We lived in Ithaca, New York, for eight years and then moved to Brookville, PA, to work with a farm family that had developed a farm market. Sam was ready for a change and this was a perfect opportunity to pursue dreams we’d been playing with. (Milking cows, selling milk, etc.) While in Brookville, Sam worked with the herd and managed the building of a restaurant on the farm. I had the fun of building a bake shop within the market. It was a great experience but Sam got a call from a large artificial breeding company in California to interview for a management job. He did and we moved to California for one year only because we had just bought this perfect 80 acre farm in Eighty Four, PA, with a stone house built in 1800; big and strong enough for all of us! We loved California but couldn’t wait to get back to Pennsylvania to make our dreams come true.

 

And they did! In the corner of the SpringHouse processing room – engraved in the concrete – “Dreams really do come true”!

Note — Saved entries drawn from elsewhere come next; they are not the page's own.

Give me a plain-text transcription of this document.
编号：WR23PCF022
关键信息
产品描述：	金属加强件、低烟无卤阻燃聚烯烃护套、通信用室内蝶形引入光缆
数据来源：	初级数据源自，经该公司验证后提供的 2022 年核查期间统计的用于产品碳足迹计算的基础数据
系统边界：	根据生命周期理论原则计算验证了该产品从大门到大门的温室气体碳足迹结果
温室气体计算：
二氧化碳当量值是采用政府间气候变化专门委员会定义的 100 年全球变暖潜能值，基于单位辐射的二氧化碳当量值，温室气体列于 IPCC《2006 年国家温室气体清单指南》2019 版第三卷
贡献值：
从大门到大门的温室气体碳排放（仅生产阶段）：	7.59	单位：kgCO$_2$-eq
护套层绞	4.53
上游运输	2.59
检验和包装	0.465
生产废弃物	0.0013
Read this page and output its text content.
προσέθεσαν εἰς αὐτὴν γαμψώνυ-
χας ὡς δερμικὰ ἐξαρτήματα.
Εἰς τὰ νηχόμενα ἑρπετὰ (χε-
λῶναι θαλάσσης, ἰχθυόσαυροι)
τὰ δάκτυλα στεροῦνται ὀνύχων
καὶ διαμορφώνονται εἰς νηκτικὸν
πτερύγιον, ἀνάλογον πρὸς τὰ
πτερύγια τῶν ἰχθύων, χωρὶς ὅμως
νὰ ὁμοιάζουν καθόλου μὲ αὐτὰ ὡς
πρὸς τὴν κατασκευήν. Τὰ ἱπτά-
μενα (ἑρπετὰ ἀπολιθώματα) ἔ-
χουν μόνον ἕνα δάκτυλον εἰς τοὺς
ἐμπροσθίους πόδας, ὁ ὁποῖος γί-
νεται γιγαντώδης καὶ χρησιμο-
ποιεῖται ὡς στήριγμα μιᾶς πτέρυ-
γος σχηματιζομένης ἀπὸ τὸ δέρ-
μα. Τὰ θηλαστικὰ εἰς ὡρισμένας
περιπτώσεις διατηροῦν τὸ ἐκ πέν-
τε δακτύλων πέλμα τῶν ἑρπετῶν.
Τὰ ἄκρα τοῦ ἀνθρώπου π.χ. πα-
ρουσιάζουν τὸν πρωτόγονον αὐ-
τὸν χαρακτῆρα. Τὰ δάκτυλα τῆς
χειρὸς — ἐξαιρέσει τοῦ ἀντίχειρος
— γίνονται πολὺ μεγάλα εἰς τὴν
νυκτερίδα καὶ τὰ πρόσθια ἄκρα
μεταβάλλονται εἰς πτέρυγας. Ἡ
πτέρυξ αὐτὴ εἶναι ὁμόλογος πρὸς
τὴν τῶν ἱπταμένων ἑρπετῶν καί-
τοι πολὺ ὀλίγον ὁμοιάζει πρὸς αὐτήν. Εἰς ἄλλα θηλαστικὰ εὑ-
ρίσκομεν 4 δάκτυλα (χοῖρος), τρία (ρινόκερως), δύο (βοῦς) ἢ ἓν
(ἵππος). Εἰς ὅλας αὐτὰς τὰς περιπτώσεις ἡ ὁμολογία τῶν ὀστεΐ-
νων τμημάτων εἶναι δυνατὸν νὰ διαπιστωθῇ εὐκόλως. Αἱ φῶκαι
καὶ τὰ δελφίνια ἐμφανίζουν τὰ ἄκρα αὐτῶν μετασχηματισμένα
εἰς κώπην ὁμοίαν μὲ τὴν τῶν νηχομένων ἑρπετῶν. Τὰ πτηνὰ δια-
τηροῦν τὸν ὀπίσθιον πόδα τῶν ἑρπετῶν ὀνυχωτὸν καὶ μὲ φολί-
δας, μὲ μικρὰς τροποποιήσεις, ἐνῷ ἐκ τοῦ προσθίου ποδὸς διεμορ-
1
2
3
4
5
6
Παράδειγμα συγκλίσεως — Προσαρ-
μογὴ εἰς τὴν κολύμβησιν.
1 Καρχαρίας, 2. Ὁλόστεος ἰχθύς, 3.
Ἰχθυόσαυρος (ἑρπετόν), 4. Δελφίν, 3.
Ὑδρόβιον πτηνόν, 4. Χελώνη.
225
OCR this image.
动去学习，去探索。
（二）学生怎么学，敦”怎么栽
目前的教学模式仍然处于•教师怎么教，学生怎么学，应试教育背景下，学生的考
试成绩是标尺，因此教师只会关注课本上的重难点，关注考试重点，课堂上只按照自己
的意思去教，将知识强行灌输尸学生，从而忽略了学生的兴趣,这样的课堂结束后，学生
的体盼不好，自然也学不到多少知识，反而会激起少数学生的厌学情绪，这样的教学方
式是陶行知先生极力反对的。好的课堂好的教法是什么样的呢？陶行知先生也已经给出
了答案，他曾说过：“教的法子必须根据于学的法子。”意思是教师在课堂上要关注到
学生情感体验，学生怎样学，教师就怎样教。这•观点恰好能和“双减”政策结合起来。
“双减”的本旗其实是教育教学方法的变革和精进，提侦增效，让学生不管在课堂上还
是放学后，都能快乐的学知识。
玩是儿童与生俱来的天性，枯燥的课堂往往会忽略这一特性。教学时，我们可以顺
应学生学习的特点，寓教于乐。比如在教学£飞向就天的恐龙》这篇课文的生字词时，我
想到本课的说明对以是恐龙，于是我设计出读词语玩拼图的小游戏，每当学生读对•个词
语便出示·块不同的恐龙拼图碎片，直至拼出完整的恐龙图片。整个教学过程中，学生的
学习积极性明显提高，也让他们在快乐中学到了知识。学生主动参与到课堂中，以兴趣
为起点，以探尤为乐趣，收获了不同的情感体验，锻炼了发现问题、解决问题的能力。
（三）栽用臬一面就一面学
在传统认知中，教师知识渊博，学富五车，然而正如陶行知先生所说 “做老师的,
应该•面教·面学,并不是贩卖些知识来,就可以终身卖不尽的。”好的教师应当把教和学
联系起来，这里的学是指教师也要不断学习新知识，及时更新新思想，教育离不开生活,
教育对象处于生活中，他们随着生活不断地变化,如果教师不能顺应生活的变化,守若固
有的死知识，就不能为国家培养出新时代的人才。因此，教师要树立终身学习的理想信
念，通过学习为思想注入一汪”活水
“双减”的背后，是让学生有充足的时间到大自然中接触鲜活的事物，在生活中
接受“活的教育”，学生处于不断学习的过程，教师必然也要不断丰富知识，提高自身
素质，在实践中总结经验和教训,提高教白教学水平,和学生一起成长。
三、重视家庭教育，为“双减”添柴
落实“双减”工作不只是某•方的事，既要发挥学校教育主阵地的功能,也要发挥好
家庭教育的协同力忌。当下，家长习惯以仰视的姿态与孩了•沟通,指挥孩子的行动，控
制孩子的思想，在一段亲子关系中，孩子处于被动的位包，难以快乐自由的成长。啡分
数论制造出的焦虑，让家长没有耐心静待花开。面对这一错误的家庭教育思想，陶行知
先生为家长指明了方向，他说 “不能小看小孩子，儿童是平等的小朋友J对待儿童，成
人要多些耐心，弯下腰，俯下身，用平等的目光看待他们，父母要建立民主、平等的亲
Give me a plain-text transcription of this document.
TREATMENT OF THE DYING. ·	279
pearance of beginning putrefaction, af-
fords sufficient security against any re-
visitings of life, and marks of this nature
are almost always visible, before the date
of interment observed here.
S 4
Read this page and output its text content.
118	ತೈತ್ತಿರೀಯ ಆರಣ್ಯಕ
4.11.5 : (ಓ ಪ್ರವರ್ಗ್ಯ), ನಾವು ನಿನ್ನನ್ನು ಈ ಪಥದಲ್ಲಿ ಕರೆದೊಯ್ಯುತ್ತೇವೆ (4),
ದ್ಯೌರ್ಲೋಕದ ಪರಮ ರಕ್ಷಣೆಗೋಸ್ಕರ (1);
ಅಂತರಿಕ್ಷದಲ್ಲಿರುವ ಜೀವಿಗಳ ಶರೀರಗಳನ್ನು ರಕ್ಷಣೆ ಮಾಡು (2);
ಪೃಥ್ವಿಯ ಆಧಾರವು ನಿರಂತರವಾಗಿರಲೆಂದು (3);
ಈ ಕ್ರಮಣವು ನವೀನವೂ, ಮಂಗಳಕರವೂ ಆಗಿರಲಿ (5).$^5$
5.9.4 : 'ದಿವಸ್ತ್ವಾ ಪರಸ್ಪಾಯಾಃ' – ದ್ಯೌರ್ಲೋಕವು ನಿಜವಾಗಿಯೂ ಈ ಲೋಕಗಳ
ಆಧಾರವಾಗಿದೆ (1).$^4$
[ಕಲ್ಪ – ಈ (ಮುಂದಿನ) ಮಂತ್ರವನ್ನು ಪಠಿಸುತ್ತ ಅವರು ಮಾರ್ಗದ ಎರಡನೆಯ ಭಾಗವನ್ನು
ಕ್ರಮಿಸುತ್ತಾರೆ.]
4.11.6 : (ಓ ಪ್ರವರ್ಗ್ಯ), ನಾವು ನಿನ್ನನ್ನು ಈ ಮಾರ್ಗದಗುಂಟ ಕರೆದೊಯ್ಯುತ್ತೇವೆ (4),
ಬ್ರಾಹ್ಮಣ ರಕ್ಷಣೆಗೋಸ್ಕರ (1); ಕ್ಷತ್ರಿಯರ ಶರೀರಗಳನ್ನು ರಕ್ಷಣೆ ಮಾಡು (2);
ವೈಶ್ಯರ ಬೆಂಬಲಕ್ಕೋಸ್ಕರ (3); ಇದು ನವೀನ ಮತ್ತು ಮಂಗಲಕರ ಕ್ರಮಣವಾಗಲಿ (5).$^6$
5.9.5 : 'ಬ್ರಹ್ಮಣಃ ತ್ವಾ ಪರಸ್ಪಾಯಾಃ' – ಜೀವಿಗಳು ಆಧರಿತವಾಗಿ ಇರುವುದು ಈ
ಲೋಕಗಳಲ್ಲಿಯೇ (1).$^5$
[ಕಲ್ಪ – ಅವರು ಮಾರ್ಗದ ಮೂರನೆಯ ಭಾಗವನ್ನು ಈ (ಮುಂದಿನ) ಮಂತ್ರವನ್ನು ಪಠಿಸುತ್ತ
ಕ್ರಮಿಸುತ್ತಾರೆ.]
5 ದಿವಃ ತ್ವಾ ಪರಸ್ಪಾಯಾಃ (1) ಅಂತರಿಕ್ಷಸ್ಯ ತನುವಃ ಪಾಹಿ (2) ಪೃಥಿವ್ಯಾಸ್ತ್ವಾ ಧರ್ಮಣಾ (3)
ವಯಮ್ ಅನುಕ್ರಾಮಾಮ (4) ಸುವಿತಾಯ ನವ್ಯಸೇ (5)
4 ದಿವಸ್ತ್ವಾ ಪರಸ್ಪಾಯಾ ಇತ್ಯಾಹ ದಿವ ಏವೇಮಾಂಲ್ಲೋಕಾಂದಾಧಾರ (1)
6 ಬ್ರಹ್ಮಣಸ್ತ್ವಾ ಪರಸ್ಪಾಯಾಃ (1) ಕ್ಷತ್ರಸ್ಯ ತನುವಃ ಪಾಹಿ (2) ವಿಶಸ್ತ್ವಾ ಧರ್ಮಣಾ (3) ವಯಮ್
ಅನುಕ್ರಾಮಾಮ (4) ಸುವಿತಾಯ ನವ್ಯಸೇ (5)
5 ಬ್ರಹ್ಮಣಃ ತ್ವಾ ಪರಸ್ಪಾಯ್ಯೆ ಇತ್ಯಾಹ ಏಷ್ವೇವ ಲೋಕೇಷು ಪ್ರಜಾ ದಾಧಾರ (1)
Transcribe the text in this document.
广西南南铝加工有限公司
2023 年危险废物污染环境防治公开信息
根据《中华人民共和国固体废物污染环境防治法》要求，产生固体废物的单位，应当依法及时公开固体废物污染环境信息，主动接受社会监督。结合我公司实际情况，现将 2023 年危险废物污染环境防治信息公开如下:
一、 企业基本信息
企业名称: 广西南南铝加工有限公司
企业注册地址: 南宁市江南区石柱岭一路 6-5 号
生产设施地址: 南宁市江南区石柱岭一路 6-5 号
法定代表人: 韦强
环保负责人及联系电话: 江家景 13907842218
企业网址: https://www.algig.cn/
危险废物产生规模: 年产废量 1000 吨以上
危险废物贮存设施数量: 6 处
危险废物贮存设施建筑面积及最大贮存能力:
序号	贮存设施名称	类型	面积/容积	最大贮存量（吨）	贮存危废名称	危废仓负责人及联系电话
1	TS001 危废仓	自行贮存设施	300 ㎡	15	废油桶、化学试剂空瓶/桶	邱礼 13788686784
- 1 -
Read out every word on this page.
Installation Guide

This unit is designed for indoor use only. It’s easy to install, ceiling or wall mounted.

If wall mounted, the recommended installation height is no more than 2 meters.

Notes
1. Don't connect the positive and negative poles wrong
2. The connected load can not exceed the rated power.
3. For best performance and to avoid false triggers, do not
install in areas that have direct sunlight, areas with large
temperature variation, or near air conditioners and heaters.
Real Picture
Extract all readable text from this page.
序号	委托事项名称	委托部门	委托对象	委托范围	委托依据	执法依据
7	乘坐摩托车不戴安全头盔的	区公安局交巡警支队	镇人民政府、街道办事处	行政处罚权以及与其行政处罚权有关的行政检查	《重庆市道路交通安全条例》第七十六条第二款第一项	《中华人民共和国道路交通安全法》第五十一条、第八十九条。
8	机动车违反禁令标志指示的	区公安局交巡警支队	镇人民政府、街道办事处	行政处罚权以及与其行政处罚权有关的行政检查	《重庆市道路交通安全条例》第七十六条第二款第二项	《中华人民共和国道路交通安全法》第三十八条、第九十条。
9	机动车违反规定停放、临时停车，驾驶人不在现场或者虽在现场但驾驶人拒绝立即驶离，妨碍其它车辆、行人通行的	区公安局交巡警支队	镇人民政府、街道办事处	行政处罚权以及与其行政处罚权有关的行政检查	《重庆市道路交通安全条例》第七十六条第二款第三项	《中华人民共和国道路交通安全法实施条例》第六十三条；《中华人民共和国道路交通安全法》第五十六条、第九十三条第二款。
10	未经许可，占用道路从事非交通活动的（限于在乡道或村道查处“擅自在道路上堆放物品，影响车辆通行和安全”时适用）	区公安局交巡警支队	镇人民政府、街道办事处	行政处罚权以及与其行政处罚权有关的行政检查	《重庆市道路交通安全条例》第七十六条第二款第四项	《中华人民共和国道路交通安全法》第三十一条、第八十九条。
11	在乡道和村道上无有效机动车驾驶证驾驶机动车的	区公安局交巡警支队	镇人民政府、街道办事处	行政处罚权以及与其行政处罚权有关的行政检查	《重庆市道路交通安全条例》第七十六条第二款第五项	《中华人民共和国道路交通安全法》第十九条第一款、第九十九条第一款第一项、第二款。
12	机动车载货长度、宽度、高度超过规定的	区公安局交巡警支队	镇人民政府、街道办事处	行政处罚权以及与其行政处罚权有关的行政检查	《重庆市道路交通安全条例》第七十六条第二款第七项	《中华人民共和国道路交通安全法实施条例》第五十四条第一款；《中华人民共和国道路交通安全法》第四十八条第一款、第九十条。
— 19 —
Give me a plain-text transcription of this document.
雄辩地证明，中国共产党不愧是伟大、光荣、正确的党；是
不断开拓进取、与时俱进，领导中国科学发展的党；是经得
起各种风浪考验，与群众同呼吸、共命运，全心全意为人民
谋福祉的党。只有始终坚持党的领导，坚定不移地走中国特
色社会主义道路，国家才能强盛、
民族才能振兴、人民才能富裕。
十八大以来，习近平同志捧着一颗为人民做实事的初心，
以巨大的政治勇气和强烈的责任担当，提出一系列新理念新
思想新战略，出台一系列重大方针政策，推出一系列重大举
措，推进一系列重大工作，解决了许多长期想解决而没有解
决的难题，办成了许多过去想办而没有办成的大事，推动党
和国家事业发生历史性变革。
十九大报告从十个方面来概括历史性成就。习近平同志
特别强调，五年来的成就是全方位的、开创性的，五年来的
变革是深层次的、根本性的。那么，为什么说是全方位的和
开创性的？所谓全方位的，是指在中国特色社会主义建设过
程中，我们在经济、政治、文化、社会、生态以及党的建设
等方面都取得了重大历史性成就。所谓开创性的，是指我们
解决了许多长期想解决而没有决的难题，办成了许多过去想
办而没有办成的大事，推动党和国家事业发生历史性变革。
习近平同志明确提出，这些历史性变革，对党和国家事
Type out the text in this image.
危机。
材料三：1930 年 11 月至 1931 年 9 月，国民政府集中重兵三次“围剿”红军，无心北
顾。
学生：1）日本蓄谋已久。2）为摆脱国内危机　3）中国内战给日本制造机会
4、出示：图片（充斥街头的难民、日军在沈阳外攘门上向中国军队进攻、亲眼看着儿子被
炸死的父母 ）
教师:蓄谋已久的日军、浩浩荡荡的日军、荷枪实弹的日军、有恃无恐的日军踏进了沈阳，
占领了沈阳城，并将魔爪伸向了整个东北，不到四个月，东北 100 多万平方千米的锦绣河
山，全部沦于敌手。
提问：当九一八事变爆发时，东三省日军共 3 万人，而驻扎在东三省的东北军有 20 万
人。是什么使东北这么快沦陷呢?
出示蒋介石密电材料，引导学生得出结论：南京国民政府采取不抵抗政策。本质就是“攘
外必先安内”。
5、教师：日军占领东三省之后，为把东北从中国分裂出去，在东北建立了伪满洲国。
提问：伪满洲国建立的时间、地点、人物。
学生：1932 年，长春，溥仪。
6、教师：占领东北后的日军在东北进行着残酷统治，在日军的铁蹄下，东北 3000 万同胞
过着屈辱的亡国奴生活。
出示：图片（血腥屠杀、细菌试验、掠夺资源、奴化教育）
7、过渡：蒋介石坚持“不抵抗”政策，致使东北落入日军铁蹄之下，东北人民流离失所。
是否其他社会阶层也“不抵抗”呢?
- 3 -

We started working on building this wonderful business in 1973 and opened the door at Christmas 1975. It was hard! Hard to get the financing but then a wonderful farm credit manager knew and believed in us and thought we could do it. We lived without an income for six months. That was really hard but we kept pushing forward. The first year was so busy. Sam milked the cows and did the processing with the help of family and friends! I ran the store with our small children for a year before we had any help. Slowly but surely it started to come together. We started having chicken bar b q because one of Dad’s friends thought it would be great. He gave us the bar b q sauce recipe (still a secret) and even came to help cook the chicken! Another one of Dad’s friends helped process and Dad taught us how to make eggnog. We kept adding whatever our customers asked for and ended up eventually cooking lunch as well as selling milk, cheese, ice cream & baked goods. Cheese was the greatest income producing product for the first two years! It grew as did our family and the number of wonderful people who helped make it all happen! Three of those people, June, Bill and Sandy, have been here approximately a combined 82 years! Many more have made it happen for 10, 15 and 20 years!

 

In 1987, we doubled the size of the store and added a real commercial kitchen. The SunPorch seats 50-60 people who come for a lunch or supper of good country cooking. The tables turned as we now often have 350-750 people come through the doors daily. Those 750 people come on special event days like hog roasts, chicken bar b q, etc.

 

I am so excited to get to share the lifestyle in which I grew up with my twenty grandchildren and all those wonderful folks who walk through our front door every day, every week or even every month! There is nothing better than good, honest hard work; family recipe cooking; the love of agriculture; a relationship with a loving Creator; and all that goes with life on the farm and in an American family business!